Furthermore, as we demonstrate below, the UKF is sensitive to the choice of hyperparameters that determine the sigma points, whereas the EKF is essentially hyperparameter-free.
Finally, as above, you can use either the Unscented Kalman Filter (UKF) or the Unscented Kalman Smoother (UKS) depending on whether you want a causal or acausal state estimate.
pendulum_params = PendulumParams()
ukf_params = ParamsNLGSSM(
initial_mean=pendulum_params.initial_state,
initial_covariance=jnp.eye(states.shape[-1]) * 0.1,
dynamics_function=pendulum_params.dynamics_function,
dynamics_covariance=pendulum_params.dynamics_covariance,
emission_function=pendulum_params.emission_function,
emission_covariance=pendulum_params.emission_covariance,
)
# In this example, the default gives the same results as EKF
ukf_hyperparams = UKFHyperParams()
ukf_posterior = ukf(ukf_params, obs, ukf_hyperparams)
m_ukf = ukf_posterior.filtered_means[:, 0]
plot_pendulum(time_grid, states[:, 0], obs, x_est=m_ukf, est_type="UKF")
compute_and_print_rmse_comparison(states[:, 0], m_ukf, r, "UKF")

The RMSE of the UKF estimate is: 0.13
The std of measurement noise is: 0.55
m_uks = ukf_posterior.smoothed_means[:, 0]
plot_pendulum(time_grid, states[:, 0], obs, x_est=m_uks, est_type="UKS")
compute_and_print_rmse_comparison(states[:, 0], m_uks, r, "UKS")

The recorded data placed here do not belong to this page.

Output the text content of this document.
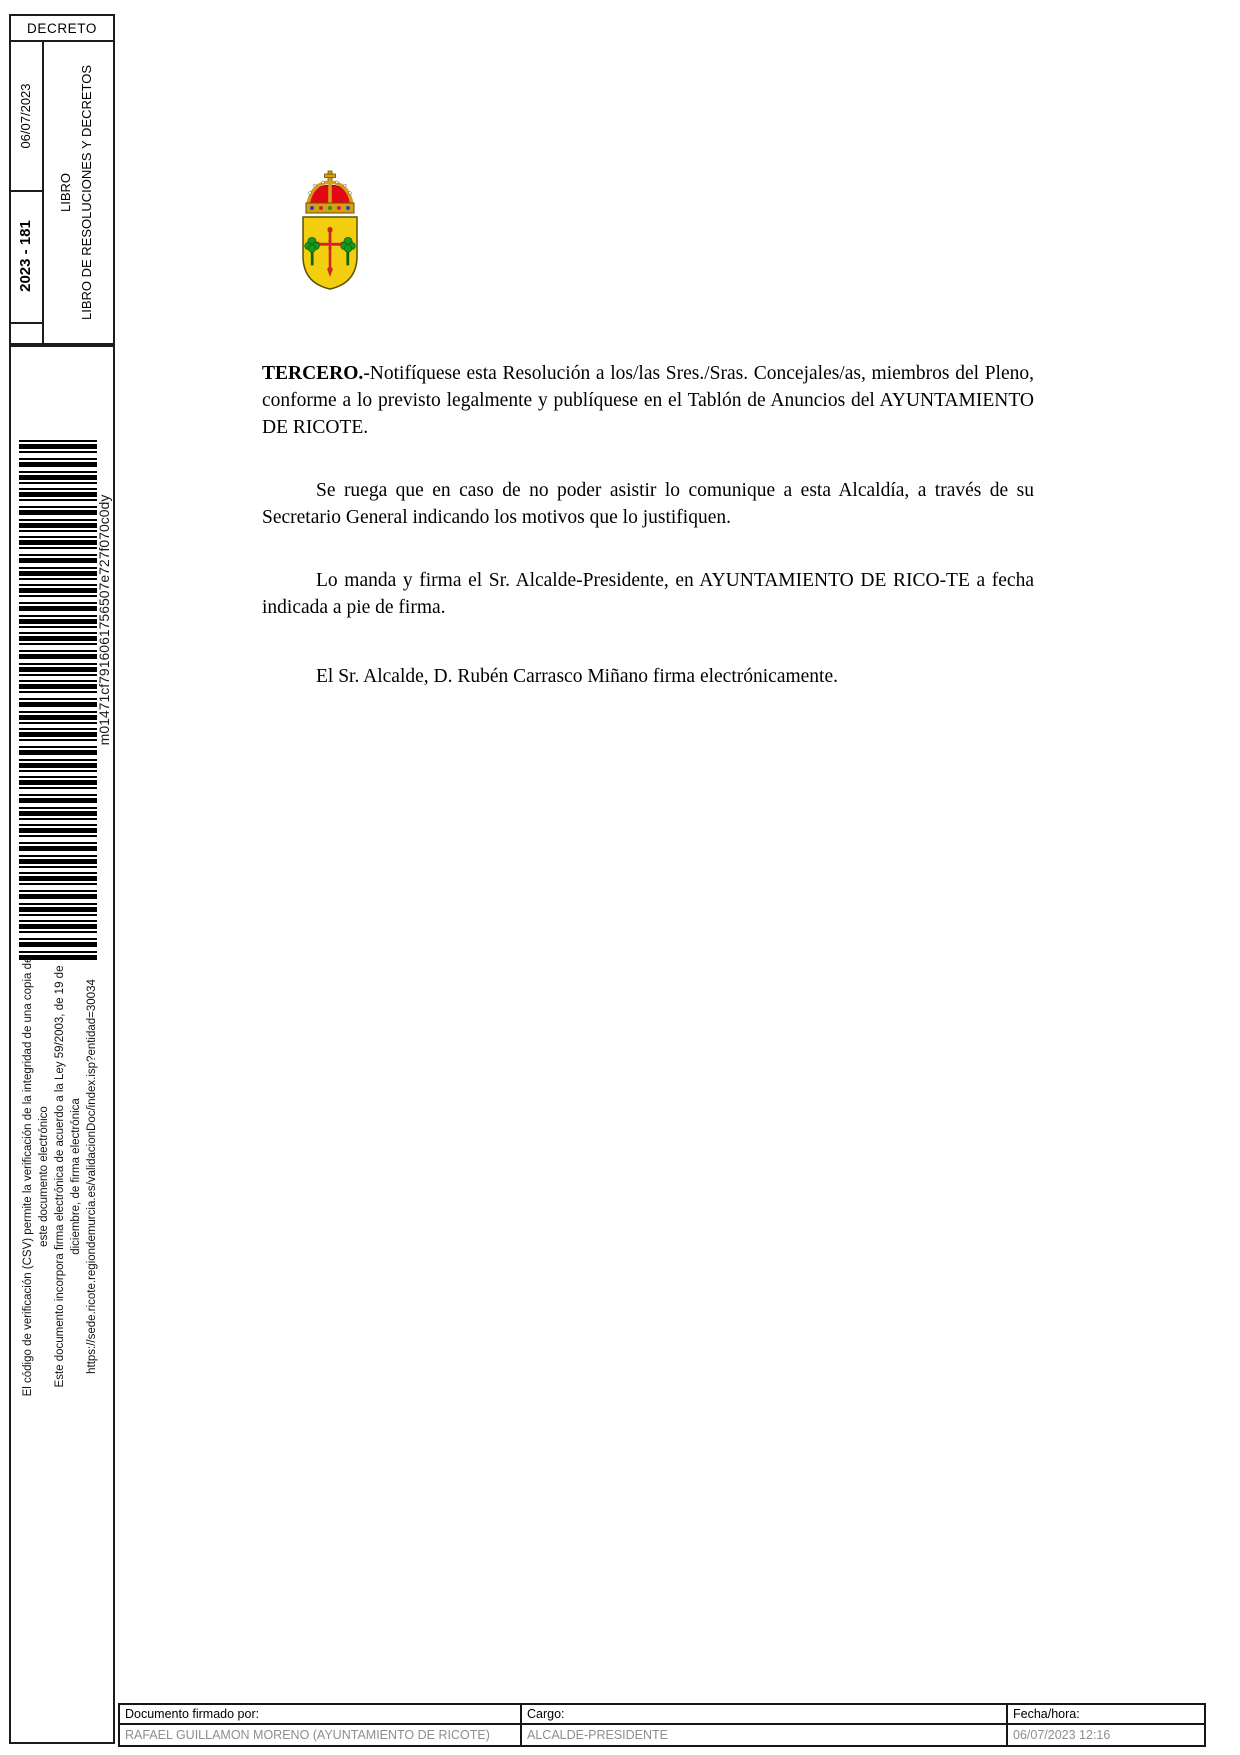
DECRETO
06/07/2023
2023 - 181
LIBRO LIBRO DE RESOLUCIONES Y DECRETOS
m01471cf7916061756507e727f070c0dy
El código de verificación (CSV) permite la verificación de la integridad de una copia de este documento electrónico Este documento incorpora firma electrónica de acuerdo a la Ley 59/2003, de 19 de diciembre, de firma electrónica https://sede.ricote.regiondemurcia.es/validacionDoc/index.isp?entidad=30034

TERCERO.-Notifíquese esta Resolución a los/las Sres./Sras. Concejales/as, miembros del Pleno, conforme a lo previsto legalmente y publíquese en el Tablón de Anuncios del AYUNTAMIENTO DE RICOTE.

Se ruega que en caso de no poder asistir lo comunique a esta Alcaldía, a través de su Secretario General indicando los motivos que lo justifiquen.

Lo manda y firma el Sr. Alcalde-Presidente, en AYUNTAMIENTO DE RICO-TE a fecha indicada a pie de firma.

El Sr. Alcalde, D. Rubén Carrasco Miñano firma electrónicamente.

Documento firmado por:	Cargo:	Fecha/hora:
RAFAEL GUILLAMON MORENO (AYUNTAMIENTO DE RICOTE)	ALCALDE-PRESIDENTE	06/07/2023 12:16
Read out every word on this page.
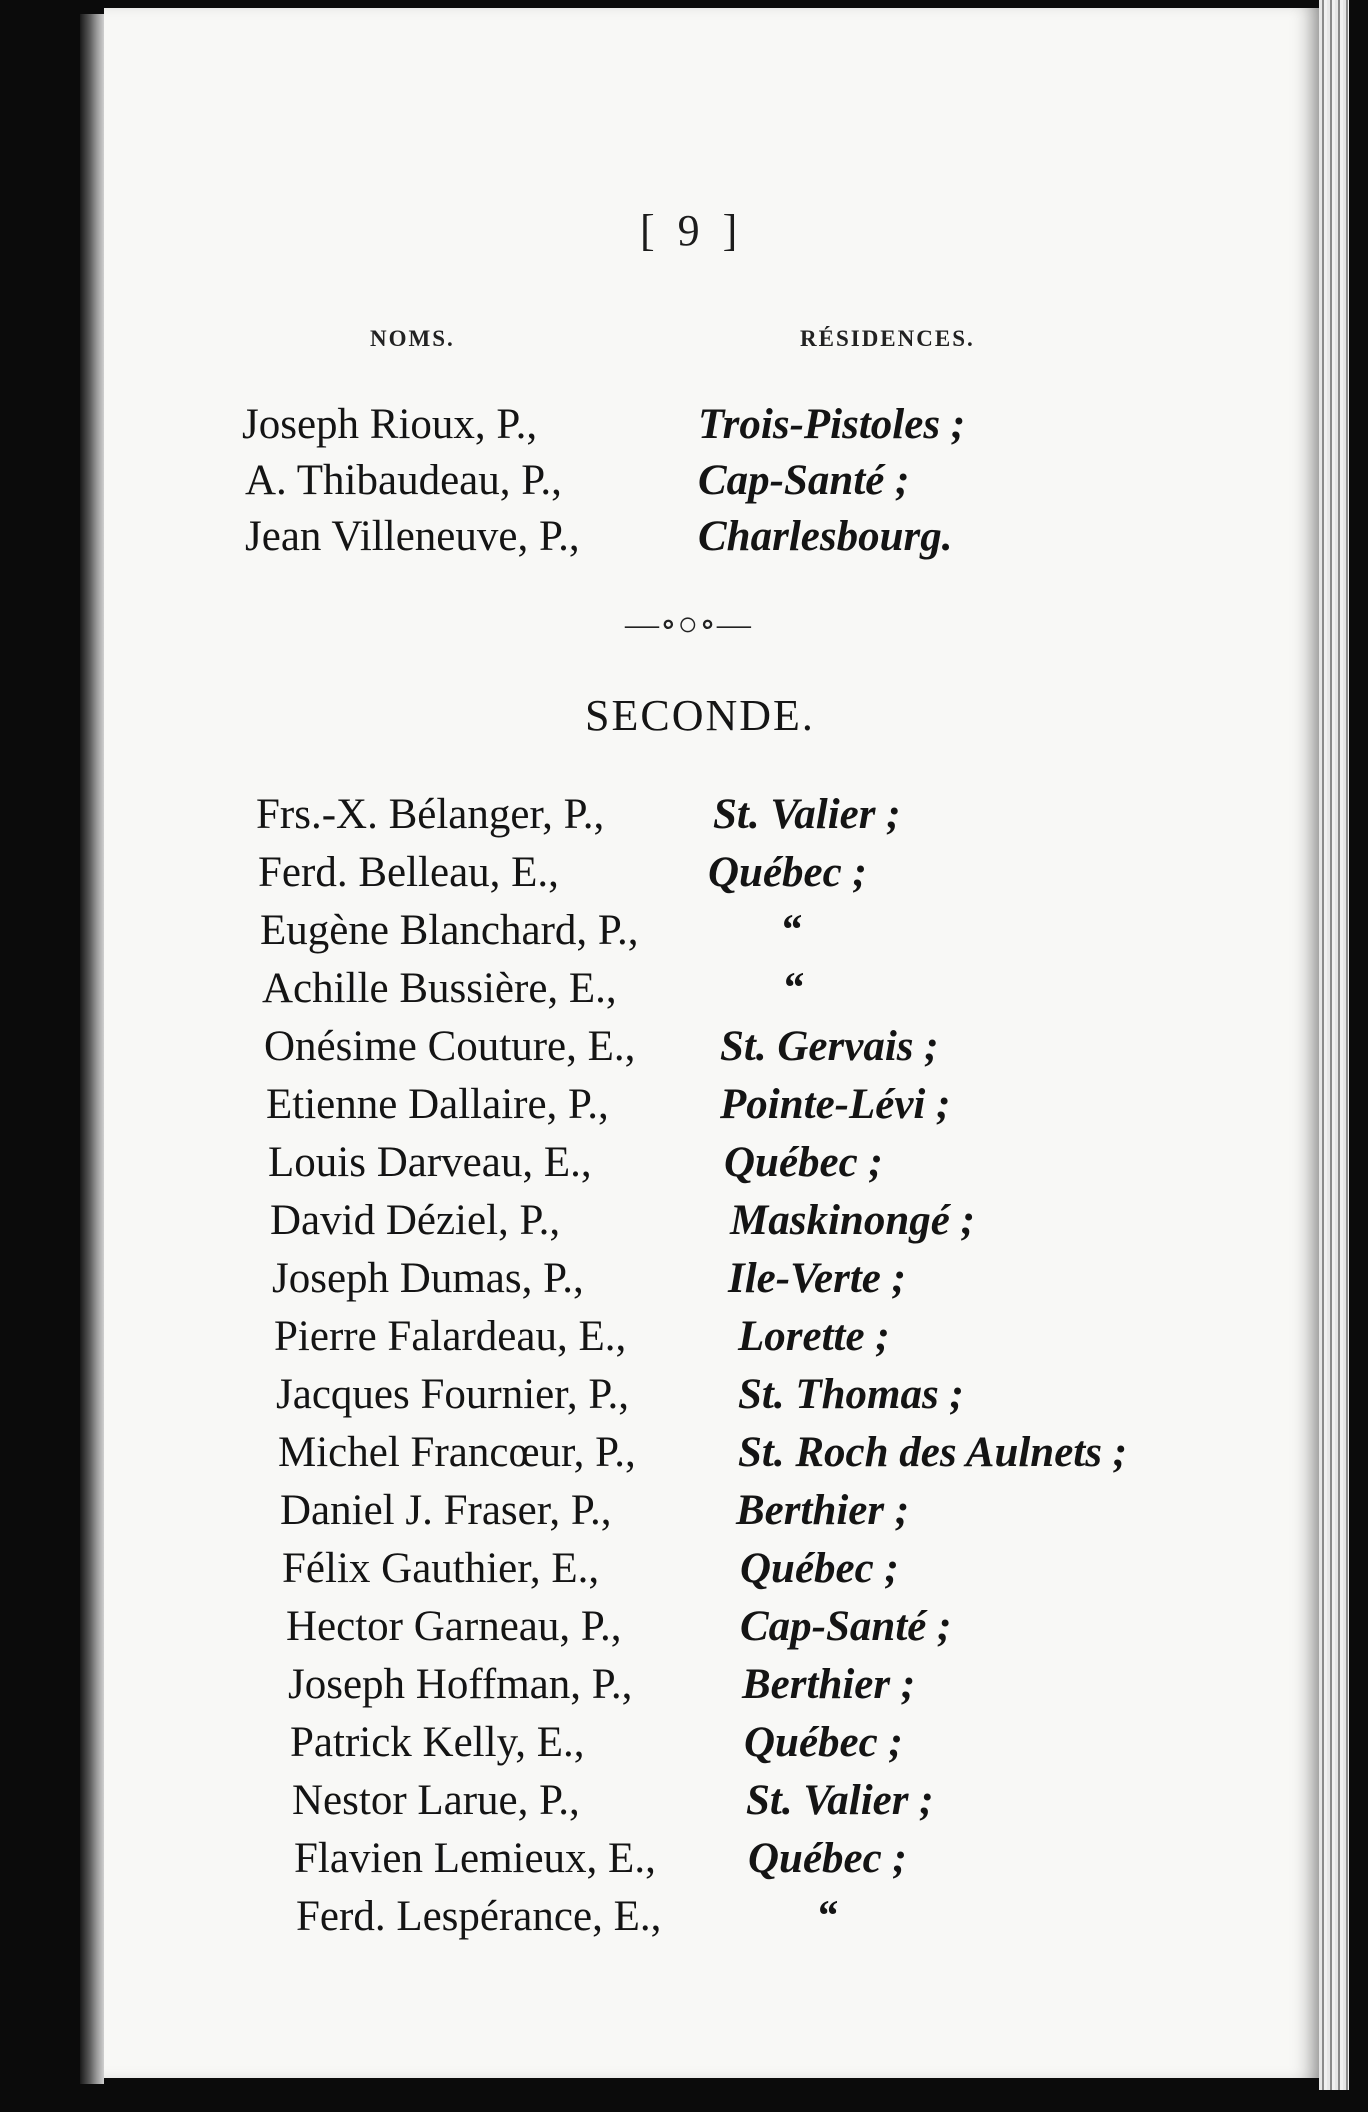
[ 9 ]
NOMS.	RÉSIDENCES.
Joseph Rioux, P.,	Trois-Pistoles ;
A. Thibaudeau, P.,	Cap-Santé ;
Jean Villeneuve, P.,	Charlesbourg.
—∘○∘—
SECONDE.
Frs.-X. Bélanger, P.,	St. Valier ;
Ferd. Belleau, E.,	Québec ;
Eugène Blanchard, P.,	“
Achille Bussière, E.,	“
Onésime Couture, E., St. Gervais ;
Etienne Dallaire, P.,	Pointe-Lévi ;
Louis Darveau, E.,	Québec ;
David Déziel, P.,	Maskinongé ;
Joseph Dumas, P.,	Ile-Verte ;
Pierre Falardeau, E.,	Lorette ;
Jacques Fournier, P.,	St. Thomas ;
Michel Francœur, P., St. Roch des Aulnets ;
Daniel J. Fraser, P.,	Berthier ;
Félix Gauthier, E.,	Québec ;
Hector Garneau, P.,	Cap-Santé ;
Joseph Hoffman, P.,	Berthier ;
Patrick Kelly, E.,	Québec ;
Nestor Larue, P.,	St. Valier ;
Flavien Lemieux, E., Québec ;
Ferd. Lespérance, E.,	“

The RMSE of the UKS estimate is: 0.06
The std of measurement noise is: 0.55
Hyperparameters#
The sigma points in the UKF/UKS are based on hyperparameters \((\alpha, \beta, \kappa)\), which are detailed in the textbooks above. These hyperparameters can have a significant effect on the state estimates, so you may consider testing a range of settings based on your problem. Again, see the books above for more detail.
# Let's see how sensitive UKF is to hyper-params
ukf_hyperparams = UKFHyperParams(alpha=3, beta=3, kappa=3)
ukf_posterior = ukf(ukf_params, obs, ukf_hyperparams)
m_ukf = ukf_posterior.filtered_means[:, 0]
plot_pendulum(time_grid, states[:, 0], obs, x_est=m_ukf, est_type="UKF")
compute_and_print_rmse_comparison(states[:, 0], m_ukf, r, "UKF")

The RMSE of the UKF estimate is: 0.43
The std of measurement noise is: 0.55
Conclusion#
This notebook shows how to use the extended and unscented Kalman filter/smoother to infer latent states of a canonical nonlinear dynamical system, a simple pendulum. We saw that the smoothers achieved lower error estimates by considering future observations, but of course that renders them acausal. We also showed how to adjust the UKF hyperparameters, in case the defaults don’t work for your problem.